A l’occasion de la sortie de leur nouvel album « Suspicious Activity », le trio au jazz aventureux et décapant est venu saluer le public parisien dans la célèbre salle du New Morning.
Cela fait longtemps qu’ils se connaissent. David King (dm) et Reid Anderson (b) chantaient dans un groupe de rock au début des années 80. En 1989, Reid a rencontré Ethan Iverson (p) et tous les trois ont commencé à se frotter au jazz en 1990. The Bad Plus était né. Sur la base d’un trio d’amis soudés comme les doigts de la main. Aujourd’hui ils sont reconnus pour leurs compositions explosives qui marient force et doigté. Explications.
Le batteur ressemble à Popeye, des gros bras mais un touché très délicat sur la ride, le contrebassiste avec son jean ample pourrait sortir de l’université, le pianiste, lui, la joue sobre, au second degré, avec un costume noir et une cravate rouge. Ils aiment parler à regarder l’air appliqué qu’ils prennent à présenter chaque morceau. Décontraction assurée à l’écoute de leur récit. On apprendra qu’Elvin Jones mange des Donuts en tournée et que pour composer un morceau en son hommage, ils ont décidé de retranscrire l’ambiance d’un resto à Donuts…Eclat de rires dans la salle.

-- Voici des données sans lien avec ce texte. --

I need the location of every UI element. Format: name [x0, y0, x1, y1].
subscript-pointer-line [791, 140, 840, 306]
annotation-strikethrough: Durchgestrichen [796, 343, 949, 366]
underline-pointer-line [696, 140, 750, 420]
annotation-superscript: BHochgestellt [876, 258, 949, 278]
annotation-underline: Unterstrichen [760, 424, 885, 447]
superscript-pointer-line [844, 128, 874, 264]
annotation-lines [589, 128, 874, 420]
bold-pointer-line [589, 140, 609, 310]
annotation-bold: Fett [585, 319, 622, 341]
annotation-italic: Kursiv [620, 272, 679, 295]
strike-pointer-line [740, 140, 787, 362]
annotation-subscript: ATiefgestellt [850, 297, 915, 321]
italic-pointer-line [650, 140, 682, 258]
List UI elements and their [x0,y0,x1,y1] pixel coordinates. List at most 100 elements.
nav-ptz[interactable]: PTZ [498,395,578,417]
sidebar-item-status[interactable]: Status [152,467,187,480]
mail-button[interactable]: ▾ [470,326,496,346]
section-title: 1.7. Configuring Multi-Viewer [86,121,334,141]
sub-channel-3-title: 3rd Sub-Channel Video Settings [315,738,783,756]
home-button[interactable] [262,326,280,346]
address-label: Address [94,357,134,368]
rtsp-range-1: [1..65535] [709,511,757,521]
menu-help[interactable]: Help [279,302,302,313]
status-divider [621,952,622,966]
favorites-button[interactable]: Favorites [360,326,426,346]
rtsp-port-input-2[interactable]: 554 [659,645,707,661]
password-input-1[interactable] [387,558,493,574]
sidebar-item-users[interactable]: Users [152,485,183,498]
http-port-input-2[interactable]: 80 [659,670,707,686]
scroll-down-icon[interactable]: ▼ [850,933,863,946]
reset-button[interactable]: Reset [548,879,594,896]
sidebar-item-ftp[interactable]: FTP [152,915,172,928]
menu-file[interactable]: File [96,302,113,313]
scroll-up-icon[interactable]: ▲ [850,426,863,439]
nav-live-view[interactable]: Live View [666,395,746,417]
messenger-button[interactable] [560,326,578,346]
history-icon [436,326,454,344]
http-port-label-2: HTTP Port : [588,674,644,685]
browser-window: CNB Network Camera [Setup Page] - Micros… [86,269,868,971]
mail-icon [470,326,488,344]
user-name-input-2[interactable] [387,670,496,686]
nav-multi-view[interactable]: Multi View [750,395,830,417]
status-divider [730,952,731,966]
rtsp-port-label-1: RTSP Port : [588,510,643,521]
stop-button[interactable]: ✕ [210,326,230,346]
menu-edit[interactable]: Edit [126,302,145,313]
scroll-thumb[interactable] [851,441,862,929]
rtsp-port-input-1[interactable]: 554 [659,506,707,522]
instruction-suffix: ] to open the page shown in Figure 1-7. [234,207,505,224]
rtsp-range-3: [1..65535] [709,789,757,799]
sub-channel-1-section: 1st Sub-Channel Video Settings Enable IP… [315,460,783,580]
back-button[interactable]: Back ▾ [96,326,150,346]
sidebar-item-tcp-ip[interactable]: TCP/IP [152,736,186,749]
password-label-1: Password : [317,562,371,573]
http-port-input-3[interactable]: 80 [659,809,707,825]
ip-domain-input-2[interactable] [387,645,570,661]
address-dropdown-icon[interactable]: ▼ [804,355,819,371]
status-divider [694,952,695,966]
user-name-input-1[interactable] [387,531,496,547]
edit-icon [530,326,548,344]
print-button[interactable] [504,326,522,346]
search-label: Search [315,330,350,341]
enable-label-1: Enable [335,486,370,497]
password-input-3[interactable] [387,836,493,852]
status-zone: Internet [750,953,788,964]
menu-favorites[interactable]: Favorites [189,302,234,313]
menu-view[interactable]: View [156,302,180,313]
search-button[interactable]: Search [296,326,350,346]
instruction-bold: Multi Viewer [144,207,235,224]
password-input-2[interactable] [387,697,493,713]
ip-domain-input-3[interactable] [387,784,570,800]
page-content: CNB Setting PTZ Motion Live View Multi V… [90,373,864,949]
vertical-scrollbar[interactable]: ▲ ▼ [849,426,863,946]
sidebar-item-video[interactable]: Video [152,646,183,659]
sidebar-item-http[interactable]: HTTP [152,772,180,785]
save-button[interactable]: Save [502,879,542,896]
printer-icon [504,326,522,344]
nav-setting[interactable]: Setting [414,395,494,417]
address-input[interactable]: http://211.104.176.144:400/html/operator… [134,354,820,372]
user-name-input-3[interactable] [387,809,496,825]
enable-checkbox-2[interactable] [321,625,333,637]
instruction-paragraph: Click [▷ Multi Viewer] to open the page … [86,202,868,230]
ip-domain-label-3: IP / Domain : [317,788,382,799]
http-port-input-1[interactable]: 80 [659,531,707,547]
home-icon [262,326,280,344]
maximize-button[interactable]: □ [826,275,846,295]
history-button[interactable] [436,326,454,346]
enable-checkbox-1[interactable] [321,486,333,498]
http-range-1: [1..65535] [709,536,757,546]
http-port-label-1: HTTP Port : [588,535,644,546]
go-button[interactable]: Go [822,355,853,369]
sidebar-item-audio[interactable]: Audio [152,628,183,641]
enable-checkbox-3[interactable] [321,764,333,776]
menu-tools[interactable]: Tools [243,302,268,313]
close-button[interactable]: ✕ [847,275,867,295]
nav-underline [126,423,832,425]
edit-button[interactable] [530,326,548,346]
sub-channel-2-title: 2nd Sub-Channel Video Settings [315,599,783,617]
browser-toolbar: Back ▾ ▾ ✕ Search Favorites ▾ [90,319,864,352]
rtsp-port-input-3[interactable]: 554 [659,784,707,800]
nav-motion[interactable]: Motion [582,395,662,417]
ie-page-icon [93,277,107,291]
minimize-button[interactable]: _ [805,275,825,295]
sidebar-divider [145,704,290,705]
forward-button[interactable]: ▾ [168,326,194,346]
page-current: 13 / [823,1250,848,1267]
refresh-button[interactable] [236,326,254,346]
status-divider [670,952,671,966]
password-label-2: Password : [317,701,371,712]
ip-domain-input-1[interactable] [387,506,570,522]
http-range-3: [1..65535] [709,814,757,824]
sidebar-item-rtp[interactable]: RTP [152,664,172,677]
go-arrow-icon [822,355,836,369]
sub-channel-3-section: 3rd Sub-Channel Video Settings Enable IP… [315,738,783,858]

Avec The Bad Plus, on entre tout de suite au cœur des thèmes. Densité, contraction, relâchement, les improvisations du trio dessinent les contours d’un univers assez déconstruit. Des harmonies à la Carla Bley pour les frottements, des breaks dans l’esprit Naked City pour les césures nettes. Dans tous les cas surprenant. Une reprise musclée de « To live or let die » des Beatles a cloué le public. Car il y a souvent un caractère subversif et sulfureux qui se dégage de leur jazz. C’est probablement le côté « bad » qui ressort. Des Placebo du ternaire.
Plongé dans cette atmosphère si particulière, on se croirait pris dans l’engrenage d’une montre qui n’indiquerait jamais la même heure. Drogué par le charme éthéré des vapeurs d’absinthe musical, l’auditeur écoute, les oreilles écarquillées, tandis que le tout s’accélère dans une tension palpable. Une énergie contenue comme une mousse de champagne prête à se renverser au bord d’une flûte. « Suspicious Activity », c’est une pancarte que l’on trouve au dessus des portiques de sécurité de l’aéroport de Minneapolis. Elle invite les passagers à déclarer toute activité ou intention suspectes. Leur musique est une dénonciation de la paranoïa sécuritaire qui règne dans nos sociétés contemporaines. Contre cette chape, The Bad Plus balance un son à la tonalité neuve et décapante. On aura compris le message.